Faced with a defective product, there was clearly only one thing to do, call in the marketing team! They positioned Champagne as a fun, festive wine — “LOOK! it has bubbles! And the cork pops! Whoo-HOO!”

In this way, Champagne signals the first modern wine; the first mass-marketed wine. It also requires quite the industrial process. To get sparkling wine, a syrupy sugar mixture (dosage de tirage) is added to still wine to ensure a standard secondary fermentation in the bottle. This secondary fermentation creates a sediment called lees (dead yeast cells), which settle and collect in the neck of the bottle (the bottles are placed tilting forward). The bottles are then uncorked, the sediment is removed, and the bottles are topped off with a dosage d’expedition to fill the gap.

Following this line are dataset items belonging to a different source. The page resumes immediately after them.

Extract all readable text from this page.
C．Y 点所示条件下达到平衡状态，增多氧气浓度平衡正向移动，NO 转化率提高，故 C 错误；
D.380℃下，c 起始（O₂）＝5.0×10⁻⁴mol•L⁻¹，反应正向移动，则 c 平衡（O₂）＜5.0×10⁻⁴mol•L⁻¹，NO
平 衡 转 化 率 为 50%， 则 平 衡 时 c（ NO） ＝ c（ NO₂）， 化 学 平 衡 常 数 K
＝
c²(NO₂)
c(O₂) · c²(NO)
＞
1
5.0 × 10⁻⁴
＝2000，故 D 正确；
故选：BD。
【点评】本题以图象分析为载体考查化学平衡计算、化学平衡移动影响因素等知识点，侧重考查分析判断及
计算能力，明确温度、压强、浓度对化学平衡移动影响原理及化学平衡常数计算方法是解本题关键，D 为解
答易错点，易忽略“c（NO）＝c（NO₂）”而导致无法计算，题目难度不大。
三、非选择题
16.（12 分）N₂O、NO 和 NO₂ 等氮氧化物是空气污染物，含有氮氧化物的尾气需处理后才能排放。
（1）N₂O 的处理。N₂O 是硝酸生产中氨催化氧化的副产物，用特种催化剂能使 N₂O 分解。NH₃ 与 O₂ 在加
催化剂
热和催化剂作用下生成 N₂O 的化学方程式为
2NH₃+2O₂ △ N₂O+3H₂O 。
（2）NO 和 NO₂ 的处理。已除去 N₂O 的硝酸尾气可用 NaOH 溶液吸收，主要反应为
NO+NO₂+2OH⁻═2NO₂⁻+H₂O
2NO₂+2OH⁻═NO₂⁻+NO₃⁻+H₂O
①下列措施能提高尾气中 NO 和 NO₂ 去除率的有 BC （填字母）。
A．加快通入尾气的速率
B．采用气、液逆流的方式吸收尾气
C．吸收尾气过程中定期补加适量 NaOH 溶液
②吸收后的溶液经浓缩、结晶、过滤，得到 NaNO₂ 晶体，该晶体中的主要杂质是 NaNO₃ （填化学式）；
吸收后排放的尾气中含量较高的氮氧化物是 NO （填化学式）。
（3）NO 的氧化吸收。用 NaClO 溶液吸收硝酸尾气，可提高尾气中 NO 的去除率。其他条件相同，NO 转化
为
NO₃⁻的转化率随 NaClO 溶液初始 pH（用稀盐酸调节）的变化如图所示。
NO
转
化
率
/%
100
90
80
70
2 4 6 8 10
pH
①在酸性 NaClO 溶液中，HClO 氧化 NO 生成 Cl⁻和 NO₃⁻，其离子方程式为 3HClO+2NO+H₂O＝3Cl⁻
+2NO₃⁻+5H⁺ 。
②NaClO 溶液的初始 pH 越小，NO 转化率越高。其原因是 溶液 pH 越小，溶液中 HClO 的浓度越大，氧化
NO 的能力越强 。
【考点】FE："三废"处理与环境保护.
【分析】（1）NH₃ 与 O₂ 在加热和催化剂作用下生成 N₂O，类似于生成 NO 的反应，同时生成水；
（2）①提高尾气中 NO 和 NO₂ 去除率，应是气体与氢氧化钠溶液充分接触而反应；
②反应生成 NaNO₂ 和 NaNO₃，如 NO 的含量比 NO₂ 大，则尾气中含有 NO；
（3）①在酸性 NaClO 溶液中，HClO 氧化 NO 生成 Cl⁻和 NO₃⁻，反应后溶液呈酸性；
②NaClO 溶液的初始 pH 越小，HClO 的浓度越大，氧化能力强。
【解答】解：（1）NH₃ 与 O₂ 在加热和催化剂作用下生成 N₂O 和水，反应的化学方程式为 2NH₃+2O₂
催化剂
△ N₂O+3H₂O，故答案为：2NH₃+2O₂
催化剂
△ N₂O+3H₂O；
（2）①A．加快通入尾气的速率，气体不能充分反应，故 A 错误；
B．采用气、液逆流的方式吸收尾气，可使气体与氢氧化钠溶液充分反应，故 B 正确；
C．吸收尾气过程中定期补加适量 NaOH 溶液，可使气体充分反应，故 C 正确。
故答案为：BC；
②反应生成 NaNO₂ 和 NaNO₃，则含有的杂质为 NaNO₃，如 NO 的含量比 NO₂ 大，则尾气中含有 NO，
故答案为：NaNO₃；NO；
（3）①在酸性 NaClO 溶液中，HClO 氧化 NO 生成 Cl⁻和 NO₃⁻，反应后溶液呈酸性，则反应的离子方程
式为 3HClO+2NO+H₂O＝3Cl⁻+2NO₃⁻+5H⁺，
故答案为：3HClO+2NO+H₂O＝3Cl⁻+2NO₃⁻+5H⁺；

So as you can see, the process of making champagne is time consuming and requires a lot of labor. Good champagne, therefore, is expensive. The reason I’m always thinking I don’t like champagne is because I’ve only tasted really good champagne maybe twice.

One of the other interesting things about Champagne is that it is often made with black grapes. Specifically, Pinot Noir (also Meunier). Champagne made with black grapes will sometimes be labeled blanc de noir (white from black). Blanc de blanc means the grapes are all white grapes: Chardonnay.


Nose: Biscuit, toast

Food Friendly Quotient: High. I would drink champagne with food more often, but it’s too expensive. It’s really good with oysters and shellfish.